Tuesday, April 17, 2018

Ps 110 (Part Two: The Oath)


Yhwh / has sworn
An irrevocable oath:

                “You are / a perpetual priest
                On the pattern of Melchizadeck.

The psalm began with an oracle. It now shifts to an oath. The oracle made the master into a vehicle for Yhwh’s sovereign power to cover the earth. Here, it designates the master to be a perpetual priest. The oath speaks to David’s covenant with Yhwh—in that it is irrevocable and because it is perpetual. What we see here, then, is that this psalm allows us to glimpse how the Davidic covenant was to participate in, or echo, Melichizdek, who was the first priest referred to in Scripture and, not surprisingly, the priest-king of Salem, where David would later rule and call Jerusalem. 

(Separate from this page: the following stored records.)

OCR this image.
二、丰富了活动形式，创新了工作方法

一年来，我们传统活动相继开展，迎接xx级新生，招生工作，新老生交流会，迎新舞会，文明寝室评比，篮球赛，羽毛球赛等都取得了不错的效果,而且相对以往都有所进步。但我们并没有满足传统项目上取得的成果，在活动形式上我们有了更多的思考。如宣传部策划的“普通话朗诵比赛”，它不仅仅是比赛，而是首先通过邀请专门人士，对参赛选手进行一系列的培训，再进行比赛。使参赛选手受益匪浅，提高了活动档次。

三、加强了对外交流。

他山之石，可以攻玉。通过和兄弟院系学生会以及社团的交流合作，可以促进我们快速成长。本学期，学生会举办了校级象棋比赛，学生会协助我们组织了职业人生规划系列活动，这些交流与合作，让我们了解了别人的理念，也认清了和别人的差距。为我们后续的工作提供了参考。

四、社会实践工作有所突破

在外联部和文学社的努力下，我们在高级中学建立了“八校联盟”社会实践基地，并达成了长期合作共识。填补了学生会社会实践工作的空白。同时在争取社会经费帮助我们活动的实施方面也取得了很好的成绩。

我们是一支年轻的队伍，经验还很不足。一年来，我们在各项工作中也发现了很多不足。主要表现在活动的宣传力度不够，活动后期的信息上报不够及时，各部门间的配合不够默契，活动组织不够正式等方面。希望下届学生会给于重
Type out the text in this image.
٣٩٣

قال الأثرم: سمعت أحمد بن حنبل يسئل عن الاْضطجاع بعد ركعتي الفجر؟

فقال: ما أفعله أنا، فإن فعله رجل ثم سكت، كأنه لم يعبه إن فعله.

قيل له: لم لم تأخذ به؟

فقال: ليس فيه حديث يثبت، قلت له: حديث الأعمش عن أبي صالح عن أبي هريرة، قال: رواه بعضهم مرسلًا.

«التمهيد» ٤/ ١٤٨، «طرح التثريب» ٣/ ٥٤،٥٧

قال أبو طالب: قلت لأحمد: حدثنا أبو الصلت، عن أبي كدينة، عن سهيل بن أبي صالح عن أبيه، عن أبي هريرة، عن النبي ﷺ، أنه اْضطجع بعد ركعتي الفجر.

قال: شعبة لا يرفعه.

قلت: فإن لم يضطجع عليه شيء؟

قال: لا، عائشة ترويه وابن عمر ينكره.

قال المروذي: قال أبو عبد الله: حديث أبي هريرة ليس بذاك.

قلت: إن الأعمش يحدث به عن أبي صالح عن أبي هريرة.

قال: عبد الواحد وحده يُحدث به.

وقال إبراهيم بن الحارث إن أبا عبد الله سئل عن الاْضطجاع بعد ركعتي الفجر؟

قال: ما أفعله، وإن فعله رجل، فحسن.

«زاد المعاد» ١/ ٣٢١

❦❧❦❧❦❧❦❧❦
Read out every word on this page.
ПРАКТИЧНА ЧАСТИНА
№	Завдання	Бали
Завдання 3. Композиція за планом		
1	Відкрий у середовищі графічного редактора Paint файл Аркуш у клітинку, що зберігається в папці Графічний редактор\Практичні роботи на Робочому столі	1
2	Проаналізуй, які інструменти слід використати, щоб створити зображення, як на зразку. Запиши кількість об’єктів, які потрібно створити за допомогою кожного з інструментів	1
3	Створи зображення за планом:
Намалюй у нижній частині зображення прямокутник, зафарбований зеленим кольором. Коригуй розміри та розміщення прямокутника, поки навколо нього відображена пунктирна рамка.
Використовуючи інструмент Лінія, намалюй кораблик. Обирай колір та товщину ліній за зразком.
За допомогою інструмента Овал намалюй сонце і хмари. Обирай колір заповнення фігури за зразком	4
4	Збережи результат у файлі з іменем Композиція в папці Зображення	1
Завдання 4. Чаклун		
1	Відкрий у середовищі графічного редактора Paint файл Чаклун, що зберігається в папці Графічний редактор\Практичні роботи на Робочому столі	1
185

Why this combining of king and priest? The answer must lie, at least in part, in Adam. With Adam, the image of priest and king are absolutely wed. He is to be a priest to conducts liturgy in the Garden and he is also supposed to be the king who protects the Garden. Adam and Eve were then supposed to have children who would carry forward this mission of brining the Garden to the world, thereby perpetuating Yhwh’s act of taming the chaos and turning it into creation. However, Adam failed and in his failure the roles of priest and king were divided. What was unified in him became splintered and Israel’s history can largely be seen as Yhwh’s attempt to re-unify what Adam broke into pieces—through prophet, priests, kings and Temple. In Melchizadek, though, we see a glimmer of that original creation. He is a priest-king. And he is the priest-king, importantly, of Jerusalem where Zion is located. We know that Yhwh will extend the master-king’s scepter from Zion. Importantly, we also now know that this master-king will also be a priest like Melchizadeck. In other words, the pieces that Adam left in parts are being rebuilt.

And, crucially, they will be rebuilt, not from the Aaronic/Levitical line (the Mosaic), but from David’s line. It is clear that this priest will, perhaps because he is also a king, be superior to the Levitical priesthood. When Yhwh’s reign truly begins to pour over the edge of Israel, when the kingdom becomes empire, it will become, in this priest-king, a liturgical empire. Right liturgy (priest) and right order and justice (king) will be united under this single Priest-King, from which peace (salem; Jeru-salem) will emerge. The Mosaic covenant will be sidelined in favor of the Davidic and, notably, the Abrahamic covenant, because it was Abraham who approached Mechizadek and gave him a tithe. And it was Melchizadek who approached Abraham with “wine and bread”.